Une RNE qui repose sur quatre piliers, développe élise Dufour : le traitement et la sécurisation des données, la maîtrise des conséquences de l’utilisation de plus en plus massive de l’IA, les aspects sociaux et humains et enfin le volet environnemental.

Une responsabilité qui va bien au-delà des acteurs de la Tech, tant le numérique s’est diffusé partout, souligne Isedua Oribhabor, responsable « Business et droits de l’homme » au sein de l’ONG Access Now, qui défend les droits et libertés des internautes.

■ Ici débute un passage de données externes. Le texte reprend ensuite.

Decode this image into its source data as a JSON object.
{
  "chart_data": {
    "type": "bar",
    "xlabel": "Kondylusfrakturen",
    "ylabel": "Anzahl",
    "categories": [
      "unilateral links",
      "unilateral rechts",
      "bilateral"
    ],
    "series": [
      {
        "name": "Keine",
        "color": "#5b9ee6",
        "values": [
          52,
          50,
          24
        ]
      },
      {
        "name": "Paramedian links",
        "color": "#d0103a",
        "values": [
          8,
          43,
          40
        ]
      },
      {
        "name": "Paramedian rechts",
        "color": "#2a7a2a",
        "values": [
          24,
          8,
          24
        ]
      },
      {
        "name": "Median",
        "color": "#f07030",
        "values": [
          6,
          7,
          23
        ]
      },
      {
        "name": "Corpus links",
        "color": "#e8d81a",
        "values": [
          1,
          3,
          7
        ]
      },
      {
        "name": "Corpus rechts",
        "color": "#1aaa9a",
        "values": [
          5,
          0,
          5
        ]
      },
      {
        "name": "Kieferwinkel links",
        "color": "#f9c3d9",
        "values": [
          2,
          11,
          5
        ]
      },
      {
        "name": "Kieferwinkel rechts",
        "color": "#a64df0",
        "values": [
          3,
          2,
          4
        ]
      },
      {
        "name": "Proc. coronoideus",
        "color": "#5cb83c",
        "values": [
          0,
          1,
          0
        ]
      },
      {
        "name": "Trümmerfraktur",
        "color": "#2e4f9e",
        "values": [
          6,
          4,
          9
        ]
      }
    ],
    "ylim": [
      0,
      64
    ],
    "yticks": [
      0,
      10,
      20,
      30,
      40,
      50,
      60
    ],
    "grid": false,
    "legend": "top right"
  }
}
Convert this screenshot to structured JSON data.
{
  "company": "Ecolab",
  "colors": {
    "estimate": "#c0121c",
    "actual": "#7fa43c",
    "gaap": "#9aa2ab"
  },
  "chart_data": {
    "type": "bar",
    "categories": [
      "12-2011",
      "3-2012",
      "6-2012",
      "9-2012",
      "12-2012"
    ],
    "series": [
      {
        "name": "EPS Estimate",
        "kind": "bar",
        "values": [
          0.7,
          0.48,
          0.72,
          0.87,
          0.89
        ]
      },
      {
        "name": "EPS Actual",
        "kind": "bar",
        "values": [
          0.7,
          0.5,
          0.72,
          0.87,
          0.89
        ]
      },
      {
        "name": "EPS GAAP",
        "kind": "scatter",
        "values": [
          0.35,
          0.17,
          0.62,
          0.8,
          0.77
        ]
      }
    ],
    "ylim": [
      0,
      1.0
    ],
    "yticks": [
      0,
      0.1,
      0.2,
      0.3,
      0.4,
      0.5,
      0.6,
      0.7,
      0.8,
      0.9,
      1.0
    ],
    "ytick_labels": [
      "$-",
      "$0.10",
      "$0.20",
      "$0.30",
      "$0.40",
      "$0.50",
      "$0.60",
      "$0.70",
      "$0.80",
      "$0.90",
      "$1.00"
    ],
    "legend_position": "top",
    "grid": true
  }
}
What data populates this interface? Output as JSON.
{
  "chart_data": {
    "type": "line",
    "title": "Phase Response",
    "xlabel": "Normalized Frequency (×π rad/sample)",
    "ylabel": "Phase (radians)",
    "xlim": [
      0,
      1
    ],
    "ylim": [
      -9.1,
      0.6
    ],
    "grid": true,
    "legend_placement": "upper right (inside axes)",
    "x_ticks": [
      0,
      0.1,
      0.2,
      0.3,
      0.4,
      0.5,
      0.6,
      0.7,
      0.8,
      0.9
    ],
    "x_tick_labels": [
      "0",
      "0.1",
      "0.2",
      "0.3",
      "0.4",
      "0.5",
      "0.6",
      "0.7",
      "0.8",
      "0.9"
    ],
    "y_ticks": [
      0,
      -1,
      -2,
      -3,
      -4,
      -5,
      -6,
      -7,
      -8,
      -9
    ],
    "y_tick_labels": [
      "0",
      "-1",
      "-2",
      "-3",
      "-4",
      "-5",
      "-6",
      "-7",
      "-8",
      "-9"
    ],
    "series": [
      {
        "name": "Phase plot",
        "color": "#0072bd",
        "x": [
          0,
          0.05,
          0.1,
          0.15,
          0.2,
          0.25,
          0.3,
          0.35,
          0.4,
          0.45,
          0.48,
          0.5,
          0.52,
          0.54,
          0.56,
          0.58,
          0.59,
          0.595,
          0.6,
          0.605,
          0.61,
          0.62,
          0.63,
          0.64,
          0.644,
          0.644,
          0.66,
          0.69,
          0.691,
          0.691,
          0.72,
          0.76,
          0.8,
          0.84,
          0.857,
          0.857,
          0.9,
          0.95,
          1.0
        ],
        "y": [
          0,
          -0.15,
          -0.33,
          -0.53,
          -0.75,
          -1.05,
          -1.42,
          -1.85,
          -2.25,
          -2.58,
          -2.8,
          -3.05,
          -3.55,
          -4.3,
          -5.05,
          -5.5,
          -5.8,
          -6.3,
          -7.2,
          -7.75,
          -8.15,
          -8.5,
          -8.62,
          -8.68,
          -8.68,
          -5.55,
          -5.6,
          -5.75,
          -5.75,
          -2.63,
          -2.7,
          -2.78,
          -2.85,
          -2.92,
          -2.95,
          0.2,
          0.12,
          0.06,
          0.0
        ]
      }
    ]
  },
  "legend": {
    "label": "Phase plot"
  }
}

« La RNE, ce n’est pas que pour Google et Facebook […] Toutes les entreprises peuvent être considérées comme des entreprises technologiques dès lors qu’elles récoltent des données, utilisent l’IA ou la reconnaissance faciale, comme ces marques de vêtements qui font appel à ces technologies », soulignait la militante lors de la plénière de clôture du FIC 2022.

Est-ce à dire que l’ensemble des entreprises concernées se sont lancées dans des démarches de RNE ? Ce serait bien optimiste, tant le sujet est vaste et complexe. Autant le dire tout de suite : faute d’un cadre global reconnu de tous, les questions liées à l’IA et à la relation homme-système sont encore largement en chantier. Les entreprises avancent, mais ne ordre dispersé.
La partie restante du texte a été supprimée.